陆袭抱着这样的幻想,在后门的瑟瑟寒风里,等到月上中空,四周万籁皆寂,方才听到身后有脚步声。
她的腿已经有些麻木了,艰难地挪动步子,竟然有些生怯。
后门轻轻地叩响,陆袭艰涩地开口:“我在。”
周远长舒一口气:“好不容易等到轮值的人睡着了,我们长话短说,我要赶紧回去。”
陆袭不知道应该如何开口,复又艰涩地笑笑:“你说。”
门缝里窸窸窣窣,有东西从门缝里伸出来。
“快拿着。

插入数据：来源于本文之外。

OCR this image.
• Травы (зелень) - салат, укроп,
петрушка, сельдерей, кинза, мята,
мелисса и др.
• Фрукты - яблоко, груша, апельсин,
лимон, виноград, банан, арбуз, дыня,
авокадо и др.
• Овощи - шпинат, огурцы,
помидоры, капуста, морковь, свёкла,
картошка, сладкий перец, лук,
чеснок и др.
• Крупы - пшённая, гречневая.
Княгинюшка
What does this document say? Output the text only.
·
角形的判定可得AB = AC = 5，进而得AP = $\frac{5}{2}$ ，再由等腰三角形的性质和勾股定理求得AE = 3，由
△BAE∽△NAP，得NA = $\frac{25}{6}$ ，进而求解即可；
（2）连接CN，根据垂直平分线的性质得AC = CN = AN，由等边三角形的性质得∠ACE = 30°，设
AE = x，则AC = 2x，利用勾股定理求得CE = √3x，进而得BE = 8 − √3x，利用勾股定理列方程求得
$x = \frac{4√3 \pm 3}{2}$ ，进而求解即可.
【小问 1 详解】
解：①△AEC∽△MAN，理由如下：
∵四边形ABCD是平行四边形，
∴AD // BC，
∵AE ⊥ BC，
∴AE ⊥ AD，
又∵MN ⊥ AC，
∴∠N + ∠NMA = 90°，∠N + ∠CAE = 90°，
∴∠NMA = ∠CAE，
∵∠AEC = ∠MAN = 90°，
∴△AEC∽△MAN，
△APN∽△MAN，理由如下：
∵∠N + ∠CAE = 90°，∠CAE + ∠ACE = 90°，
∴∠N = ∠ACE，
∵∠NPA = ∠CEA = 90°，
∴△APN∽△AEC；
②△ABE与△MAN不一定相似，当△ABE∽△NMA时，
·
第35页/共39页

”
陆袭伸手接在手里,借着夜色,可以看清是几根近五寸长的黄色树根样东西,尾端捆缚在一起,有冲鼻的麝香味道。
“这是什么?”
“土膝根。”
“土膝根?什么意思?”
“你听我说。”周远吞咽了一口口水,压低了声音:“陆袭,这个孩子我们暂时不能要,必须要打掉。”
“周远!你究竟有没有良心?!”
陆袭一声痛斥,骇了周远一跳。
“陆袭,你小些声音,听我解释。上次我就告诉过你,我受人陷害胁迫,成了众矢之的。如今整个太医院里的人都在虎视眈眈地盯着我,盼着我出事。皇后娘娘那里重新请了医女过来,好像对我有了戒心,不再信任我了。这样关键时候,若是你有孕的事情张扬出去,我们两人都是死路一条!”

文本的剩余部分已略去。